White House Announces Four-Tiered Plan To Release More Spectrum and Creation of Public Safety Broadband Network

President Barack Obama signed a memorandum titled ‘Unleashing the Wireless Broadband Revolution’ that collaborates with the Federal Communications Commission to making an additional 500MHz of government and commercial spectrum available mobile and fixed wireless broadband use in the next 10 years. This goal of getting 500MHz spectrum in the hands of wireless broadband providers over the next decade is a key part of the National Broadband Plan that the FCC presented to Congress earlier this year.
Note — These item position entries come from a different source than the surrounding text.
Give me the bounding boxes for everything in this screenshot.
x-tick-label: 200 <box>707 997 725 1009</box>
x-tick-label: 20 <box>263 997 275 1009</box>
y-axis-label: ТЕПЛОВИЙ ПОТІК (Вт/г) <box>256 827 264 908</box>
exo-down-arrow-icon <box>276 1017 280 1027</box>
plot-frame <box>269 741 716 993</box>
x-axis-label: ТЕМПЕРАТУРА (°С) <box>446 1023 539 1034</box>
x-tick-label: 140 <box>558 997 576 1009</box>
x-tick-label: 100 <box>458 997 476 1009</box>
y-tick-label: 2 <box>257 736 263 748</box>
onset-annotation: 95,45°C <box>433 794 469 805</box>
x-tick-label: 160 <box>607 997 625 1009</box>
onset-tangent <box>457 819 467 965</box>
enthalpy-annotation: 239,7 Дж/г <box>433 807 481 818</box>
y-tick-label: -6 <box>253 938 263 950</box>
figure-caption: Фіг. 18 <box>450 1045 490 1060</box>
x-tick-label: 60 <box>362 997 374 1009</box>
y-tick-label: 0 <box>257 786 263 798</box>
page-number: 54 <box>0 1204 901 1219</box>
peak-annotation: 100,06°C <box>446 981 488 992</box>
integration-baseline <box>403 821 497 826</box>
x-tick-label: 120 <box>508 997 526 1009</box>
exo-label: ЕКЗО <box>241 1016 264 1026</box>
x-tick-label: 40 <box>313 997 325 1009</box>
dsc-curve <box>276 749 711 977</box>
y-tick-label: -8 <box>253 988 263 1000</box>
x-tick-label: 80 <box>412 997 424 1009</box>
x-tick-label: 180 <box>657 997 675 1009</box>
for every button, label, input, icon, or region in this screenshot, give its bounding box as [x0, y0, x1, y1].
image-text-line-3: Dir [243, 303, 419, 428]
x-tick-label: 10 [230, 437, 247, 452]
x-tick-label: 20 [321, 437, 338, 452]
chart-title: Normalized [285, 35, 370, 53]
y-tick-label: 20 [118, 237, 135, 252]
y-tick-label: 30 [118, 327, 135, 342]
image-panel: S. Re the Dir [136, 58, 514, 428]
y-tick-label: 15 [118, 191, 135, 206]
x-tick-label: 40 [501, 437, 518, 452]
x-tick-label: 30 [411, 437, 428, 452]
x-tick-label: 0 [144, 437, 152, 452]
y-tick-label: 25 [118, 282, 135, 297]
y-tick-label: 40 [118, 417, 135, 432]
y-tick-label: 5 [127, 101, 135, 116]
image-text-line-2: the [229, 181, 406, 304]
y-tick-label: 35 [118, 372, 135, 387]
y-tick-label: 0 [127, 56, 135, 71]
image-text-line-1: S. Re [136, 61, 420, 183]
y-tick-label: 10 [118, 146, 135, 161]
Recognizing the importance of spectrum for important activities including emergency communications and national security, the White House’s four-step plan first aims to identify and seek out underutilized spectrum, and encourage the use of spectrum-sharing technologies and thus use both Federal and commercial spectrum efficiently. The second step is provide new tools and incentives to free up spectrum. Third, the White House envisions most of this freed-up spectrum to be put to ‘high-value uses’, such as being auctioned off or provided for use as unlicensed spectrum. The fourth step takes on the use of the auction proceeds to support the creation of a nationwide, interoperable, broadband network for public safety, and promote other investments in public-safety and job creation infrastructure.

The memorandum calls for significant cross-government collaboration. The NTIA is directed to work with the FCC to produce a Plan and Timetable by October 1, 2010, and it must produce within 180 days thereafter an interim report to the National Economic Council (NEC), the Office of Management and Budget (OMB), and the Office of Science and Technology Policy (OSTP) to assess progress against the Plan and Timetable. The Executive Memo also directs OMB to provide “adequate funding, incentives and assistance” to agencies to implement the terms of the Executive Memo. Finally, it directs the National Science Foundation (NSF), the Department of Defense, the Department of Justice, and NASA to encourage R&D on spectrum-sharing technologies.